NIST Issues Guidelines to Protect First Responders Exposed to Chemical, Biological, Radiological or Nuclear Agents
For Immediate Release: September 19, 2002
A new report issued today by the Commerce Department's National Institute of Standards and Technology (NIST) is the first comprehensive set of basic procedures for decontaminating protective clothing and equipment of fire and rescue personnel responding to a chemical, biological, radiological or nuclear—CBRN—attack. The report was released today at the National Homeland Security Technology Expo in Washington, D.C.
"This information will help our nation's brave men and women who respond to America's alarms protect themselves and others in the event of a chemical, biological, radiological or nuclear attack," said NIST Director Arden L. Bement, Jr.
"This is not a book that will sit on the shelf in the firehouse.

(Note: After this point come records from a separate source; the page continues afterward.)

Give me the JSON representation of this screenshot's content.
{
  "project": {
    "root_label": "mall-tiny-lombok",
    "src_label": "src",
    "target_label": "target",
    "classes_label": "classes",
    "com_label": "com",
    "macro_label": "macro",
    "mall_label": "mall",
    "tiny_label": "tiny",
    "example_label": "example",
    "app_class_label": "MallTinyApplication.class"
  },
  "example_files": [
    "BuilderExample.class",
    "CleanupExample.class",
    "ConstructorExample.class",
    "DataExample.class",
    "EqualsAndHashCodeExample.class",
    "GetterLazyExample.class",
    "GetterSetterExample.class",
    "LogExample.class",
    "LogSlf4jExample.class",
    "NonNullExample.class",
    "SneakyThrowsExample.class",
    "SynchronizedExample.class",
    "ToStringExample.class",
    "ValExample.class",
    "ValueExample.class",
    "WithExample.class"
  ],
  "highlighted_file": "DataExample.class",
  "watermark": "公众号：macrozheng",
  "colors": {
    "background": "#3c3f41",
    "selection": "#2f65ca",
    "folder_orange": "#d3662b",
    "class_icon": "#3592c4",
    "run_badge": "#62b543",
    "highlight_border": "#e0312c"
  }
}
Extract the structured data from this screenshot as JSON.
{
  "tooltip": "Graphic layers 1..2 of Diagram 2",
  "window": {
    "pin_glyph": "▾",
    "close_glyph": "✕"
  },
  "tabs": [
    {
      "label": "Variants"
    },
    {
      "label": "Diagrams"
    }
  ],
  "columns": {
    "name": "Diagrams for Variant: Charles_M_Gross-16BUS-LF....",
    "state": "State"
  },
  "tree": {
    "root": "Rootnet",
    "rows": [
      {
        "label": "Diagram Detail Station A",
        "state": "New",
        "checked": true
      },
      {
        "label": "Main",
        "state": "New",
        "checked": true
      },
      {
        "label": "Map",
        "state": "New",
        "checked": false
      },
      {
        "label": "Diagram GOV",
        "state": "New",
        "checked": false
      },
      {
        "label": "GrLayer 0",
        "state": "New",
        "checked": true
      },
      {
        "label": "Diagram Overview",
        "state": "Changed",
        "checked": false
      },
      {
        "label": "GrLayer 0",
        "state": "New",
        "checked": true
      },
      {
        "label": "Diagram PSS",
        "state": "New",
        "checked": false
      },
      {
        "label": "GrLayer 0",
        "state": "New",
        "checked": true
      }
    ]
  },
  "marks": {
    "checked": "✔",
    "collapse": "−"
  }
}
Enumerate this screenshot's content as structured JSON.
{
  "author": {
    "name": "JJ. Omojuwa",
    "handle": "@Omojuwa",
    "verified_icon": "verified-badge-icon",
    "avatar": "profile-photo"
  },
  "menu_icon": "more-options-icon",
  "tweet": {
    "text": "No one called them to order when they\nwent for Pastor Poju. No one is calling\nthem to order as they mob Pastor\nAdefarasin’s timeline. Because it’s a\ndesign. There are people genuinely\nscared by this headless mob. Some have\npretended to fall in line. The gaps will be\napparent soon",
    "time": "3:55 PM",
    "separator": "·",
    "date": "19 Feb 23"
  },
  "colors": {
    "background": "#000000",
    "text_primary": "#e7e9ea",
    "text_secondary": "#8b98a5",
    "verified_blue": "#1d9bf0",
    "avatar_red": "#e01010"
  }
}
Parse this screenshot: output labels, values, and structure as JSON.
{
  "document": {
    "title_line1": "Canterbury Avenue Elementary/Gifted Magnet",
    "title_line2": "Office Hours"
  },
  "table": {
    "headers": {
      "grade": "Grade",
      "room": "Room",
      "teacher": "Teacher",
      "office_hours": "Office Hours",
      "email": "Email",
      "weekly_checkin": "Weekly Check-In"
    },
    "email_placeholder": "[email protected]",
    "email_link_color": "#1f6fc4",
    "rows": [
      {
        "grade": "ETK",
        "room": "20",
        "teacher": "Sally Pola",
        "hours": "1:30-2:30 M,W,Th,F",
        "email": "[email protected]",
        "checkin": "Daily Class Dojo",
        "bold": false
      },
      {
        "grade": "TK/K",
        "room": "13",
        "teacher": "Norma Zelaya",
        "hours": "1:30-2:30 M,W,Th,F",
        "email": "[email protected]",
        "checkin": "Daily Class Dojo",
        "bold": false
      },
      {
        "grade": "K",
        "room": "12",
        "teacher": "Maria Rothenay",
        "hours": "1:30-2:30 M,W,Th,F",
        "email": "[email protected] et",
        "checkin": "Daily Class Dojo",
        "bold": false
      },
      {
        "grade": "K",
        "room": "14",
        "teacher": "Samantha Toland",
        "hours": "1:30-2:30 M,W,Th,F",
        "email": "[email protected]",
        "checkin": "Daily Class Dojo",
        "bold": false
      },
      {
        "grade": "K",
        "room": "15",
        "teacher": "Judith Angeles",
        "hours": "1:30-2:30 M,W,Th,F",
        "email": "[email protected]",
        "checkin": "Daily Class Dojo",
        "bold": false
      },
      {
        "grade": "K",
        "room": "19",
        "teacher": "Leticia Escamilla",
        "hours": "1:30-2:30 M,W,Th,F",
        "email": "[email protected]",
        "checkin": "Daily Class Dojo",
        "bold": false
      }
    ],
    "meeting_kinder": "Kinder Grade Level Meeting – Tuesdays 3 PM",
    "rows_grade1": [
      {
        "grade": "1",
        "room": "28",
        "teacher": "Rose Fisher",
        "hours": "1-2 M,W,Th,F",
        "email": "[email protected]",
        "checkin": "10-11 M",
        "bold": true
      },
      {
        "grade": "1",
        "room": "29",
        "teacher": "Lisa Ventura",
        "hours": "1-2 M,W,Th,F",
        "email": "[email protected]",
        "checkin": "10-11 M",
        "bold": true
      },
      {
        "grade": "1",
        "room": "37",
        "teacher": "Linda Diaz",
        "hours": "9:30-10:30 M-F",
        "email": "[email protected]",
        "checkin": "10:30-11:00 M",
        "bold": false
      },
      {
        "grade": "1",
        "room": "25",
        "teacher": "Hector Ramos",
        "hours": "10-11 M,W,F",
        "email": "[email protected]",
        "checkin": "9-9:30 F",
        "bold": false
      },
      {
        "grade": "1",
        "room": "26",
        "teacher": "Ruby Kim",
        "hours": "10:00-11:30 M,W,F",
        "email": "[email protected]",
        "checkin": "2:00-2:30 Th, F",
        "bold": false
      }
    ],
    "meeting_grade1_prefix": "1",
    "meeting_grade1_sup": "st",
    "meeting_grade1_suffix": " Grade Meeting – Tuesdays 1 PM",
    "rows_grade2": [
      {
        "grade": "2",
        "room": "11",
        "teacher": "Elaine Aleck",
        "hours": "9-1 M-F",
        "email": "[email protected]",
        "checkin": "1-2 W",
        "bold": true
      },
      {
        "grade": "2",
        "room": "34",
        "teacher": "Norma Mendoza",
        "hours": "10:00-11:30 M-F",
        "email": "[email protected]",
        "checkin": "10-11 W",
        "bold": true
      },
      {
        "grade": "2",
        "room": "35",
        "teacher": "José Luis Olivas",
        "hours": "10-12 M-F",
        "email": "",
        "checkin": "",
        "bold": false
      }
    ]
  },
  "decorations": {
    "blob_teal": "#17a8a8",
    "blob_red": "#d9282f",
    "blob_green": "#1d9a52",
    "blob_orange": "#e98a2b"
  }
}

It is a tool that should be on every fire truck in the country," said Chief Philip C. Stittleburg, chair of the National Volunteer Fire Council. "Written in plain, easy-to-follow language, it can be used as a primary reference at an emergency scene, when time and information are both critical," he said.
While the concentration of a CBRN agent may be diminished greatly by the time fire and rescue personnel arrive at the scene, exposure to even a small amount of some toxic agents can contaminate clothing and equipment. If not carefully and properly decontaminated at the scene of the incident, first responders, or those who come in contact with their clothing or equipment, can become ill or die.

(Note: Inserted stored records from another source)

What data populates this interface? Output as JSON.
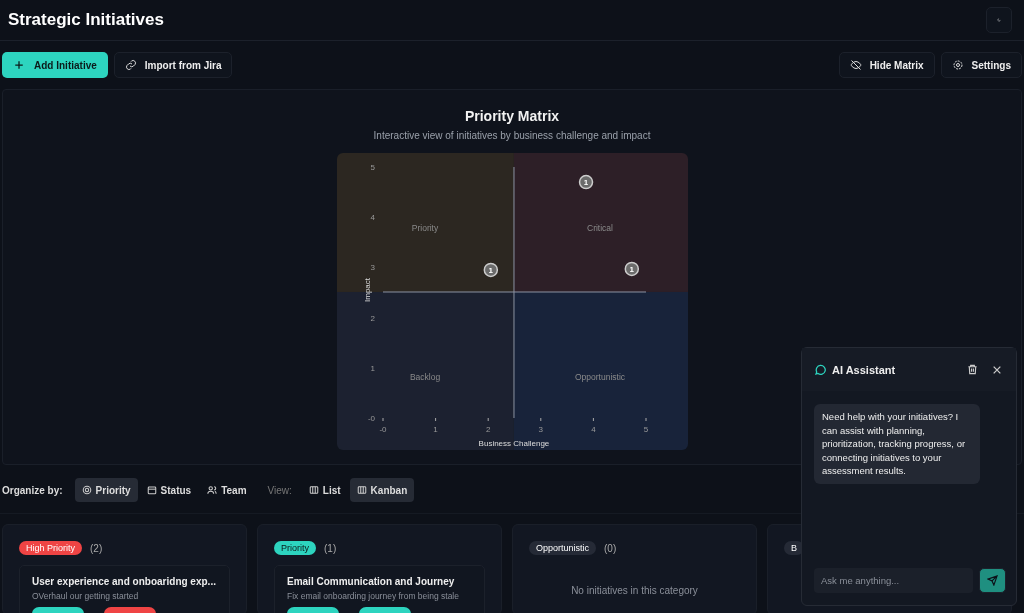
{
  "header": {
    "title": "Strategic Initiatives"
  },
  "toolbar": {
    "left": [
      {
        "label": "Add Initiative",
        "kind": "primary"
      },
      {
        "label": "Import from Jira",
        "kind": "link"
      }
    ],
    "right": [
      {
        "label": "Hide Matrix",
        "kind": "hide"
      },
      {
        "label": "Settings",
        "kind": "settings"
      }
    ]
  },
  "matrix": {
    "title": "Priority Matrix",
    "subtitle": "Interactive view of initiatives by business challenge and impact",
    "quadrants": [
      {
        "label": "Priority",
        "color": "#2c2721"
      },
      {
        "label": "Critical",
        "color": "#2d1f27"
      },
      {
        "label": "Backlog",
        "color": "#1c2130"
      },
      {
        "label": "Opportunistic",
        "color": "#18233a"
      }
    ],
    "chart_data": {
      "type": "scatter",
      "xlabel": "Business Challenge",
      "ylabel": "Impact",
      "xlim": [
        0,
        5
      ],
      "ylim": [
        0,
        5
      ],
      "xticks": [
        {
          "value": 0,
          "label": "-0"
        },
        1,
        2,
        3,
        4,
        5
      ],
      "yticks": [
        {
          "value": 0,
          "label": "-0"
        },
        1,
        2,
        3,
        4,
        5
      ],
      "x": [
        3.86,
        2.05,
        4.73
      ],
      "series": [
        {
          "color": "#6b6b6b",
          "values": [
            4.7,
            2.95,
            2.97
          ]
        }
      ],
      "value_labels": [
        "1",
        "1",
        "1"
      ],
      "ref_lines": [
        {
          "axis": "x",
          "value": 2.49
        },
        {
          "axis": "y",
          "value": 2.51
        }
      ]
    }
  },
  "organize": {
    "label": "Organize by:",
    "options": [
      {
        "label": "Priority",
        "selected": true
      },
      {
        "label": "Status",
        "selected": false
      },
      {
        "label": "Team",
        "selected": false
      }
    ],
    "view_label": "View:",
    "views": [
      {
        "label": "List",
        "selected": false
      },
      {
        "label": "Kanban",
        "selected": true
      }
    ]
  },
  "columns": [
    {
      "badge": "High Priority",
      "color": "#ef4444",
      "count": "(2)",
      "cards": [
        {
          "title": "User experience and onboaridng exp...",
          "description": "OVerhaul our getting started",
          "tags": [
            {
              "color": "#2dd4bf"
            },
            {
              "color": "#ef4444"
            }
          ]
        }
      ]
    },
    {
      "badge": "Priority",
      "color": "#2dd4bf",
      "count": "(1)",
      "cards": [
        {
          "title": "Email Communication and Journey",
          "description": "Fix email onboarding journey from being stale",
          "tags": [
            {
              "color": "#2dd4bf"
            },
            {
              "color": "#2dd4bf"
            }
          ]
        }
      ]
    },
    {
      "badge": "Opportunistic",
      "color": "#252a36",
      "count": "(0)",
      "empty": "No initiatives in this category"
    },
    {
      "badge": "B",
      "color": "#252a36"
    }
  ],
  "assistant": {
    "title": "AI Assistant",
    "message": "Need help with your initiatives? I can assist with planning, prioritization, tracking progress, or connecting initiatives to your assessment results.",
    "placeholder": "Ask me anything..."
  }
}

Also, first responders may be required to respond to multiple incidents. Since most fire and rescue departments cannot afford to discard protective clothing and equipment, they must be decontaminated before leaving the scene.
The report consolidates decontamination guidelines and procedures from a wide range of sources, including fiber and protective equipment manufacturers, fire departments, and U.S. government laboratories specializing in chemical, biological and radiological research. It includes information on decontamination basics and specific information on decontamination following either a chemical, biological, radiological or nuclear incident or "worst-case" attacks with multiple agents. Detailed information on common CBRN agents is provided along with decontamination methods specific for each agent.

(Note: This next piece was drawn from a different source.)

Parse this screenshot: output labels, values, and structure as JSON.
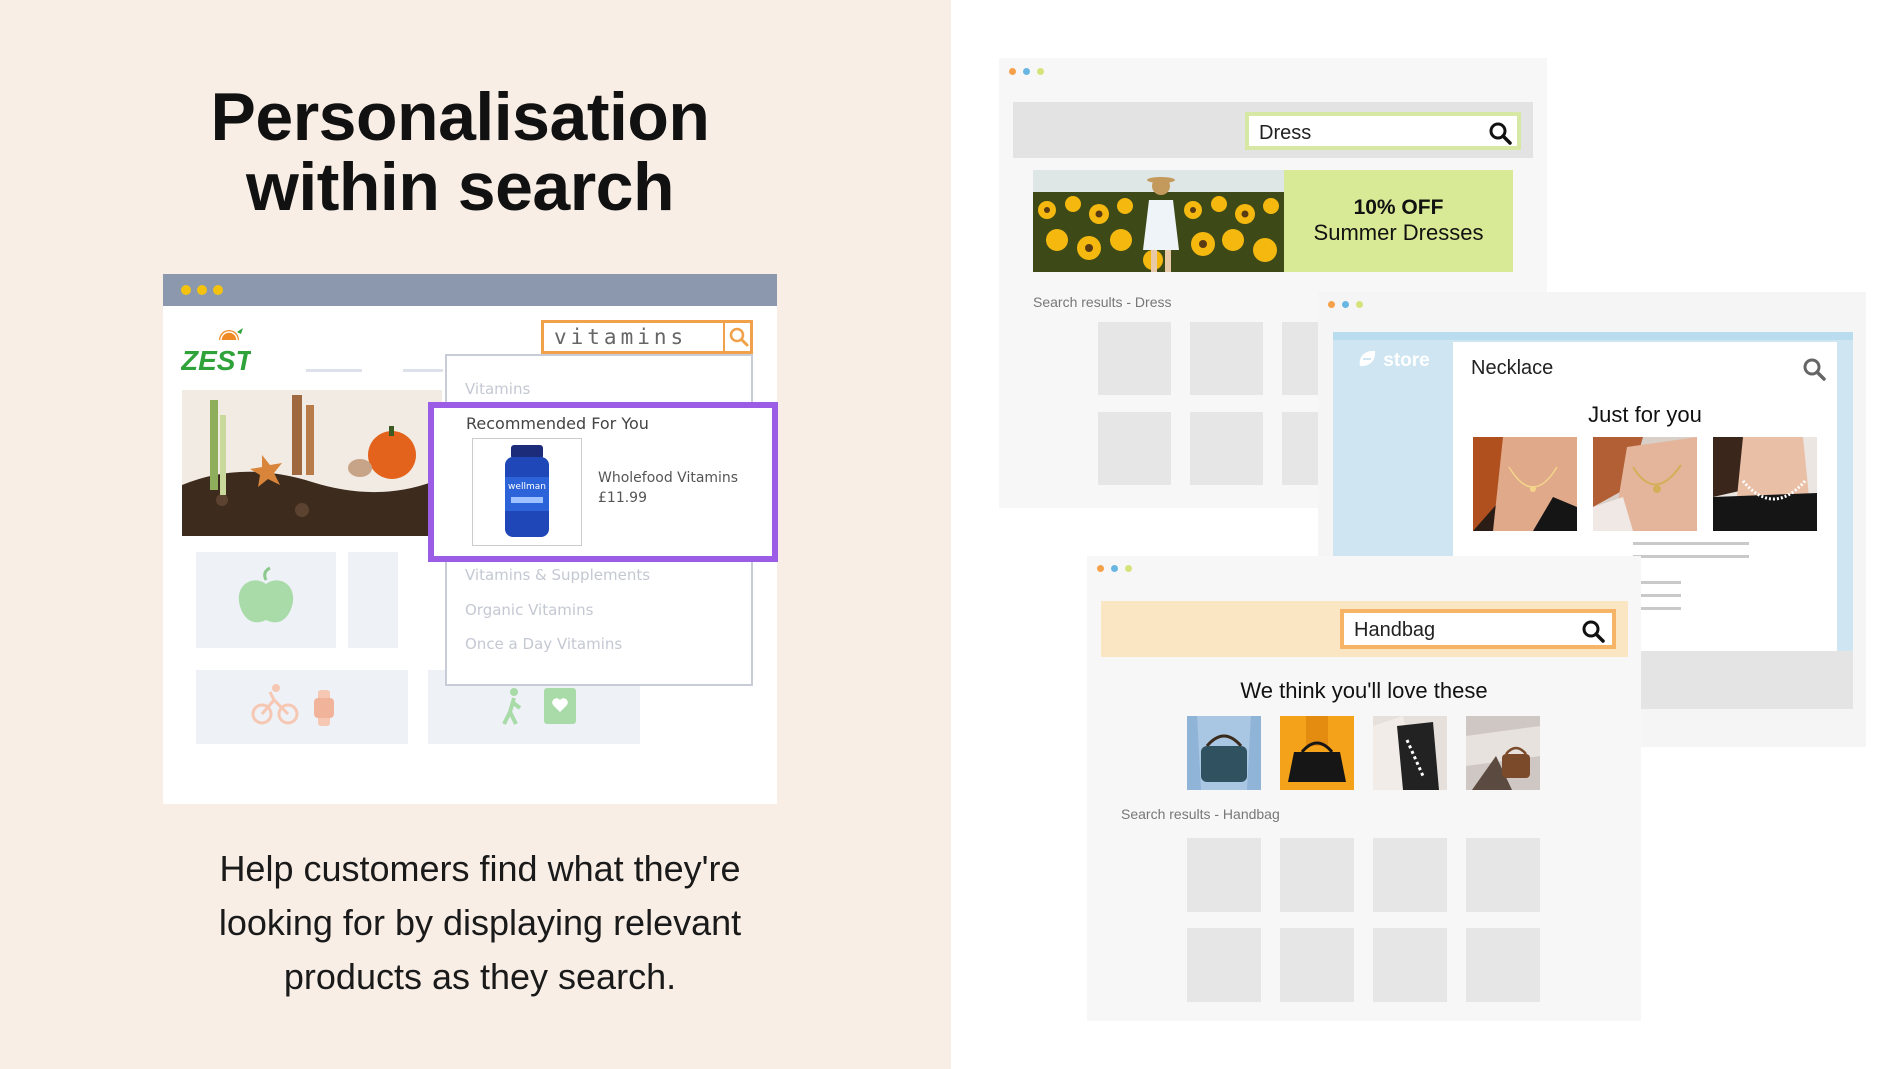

The report, Aid for Decontamination of Fire and Rescue Service Protective Clothing and Equipment After Chemical, Biological, and Radiological Exposures (NIST Special Publication 981), was co-authored by Theodore L. Jarboe, a Montgomery County, Md., Fire and Rescue Service bureau chief and fire marshal, and J. Randall Lawson, a scientist in the NIST Building and Fire Research Laboratory.
The U.S. Fire Administration funded and provided technical assistance in the development of the report.
NIST will distribute the report to several hundred of the nation's largest fire departments. The information in the report may be downloaded from http://fire.nist.gov. A limited number of reports are available by faxing or e-mailing a request to Ellen Altman, email@example.com; fax: (301) 975-4052. Copies also will be available shortly from the National Technical Information Service (order number PB2003-100130), www.ntis.gov, (703) 605-6585; and the U.S. Government Printing Office (order number SN003-003-03752-4), http://bookstore.gpo.gov, (866) 512-1800.
As a non-regulatory agency of the U.S. Department of Commerce's Technology Administration, NIST develops and promotes measurement, standards and technology to enhance productivity, facilitate trade and improve the quality of life.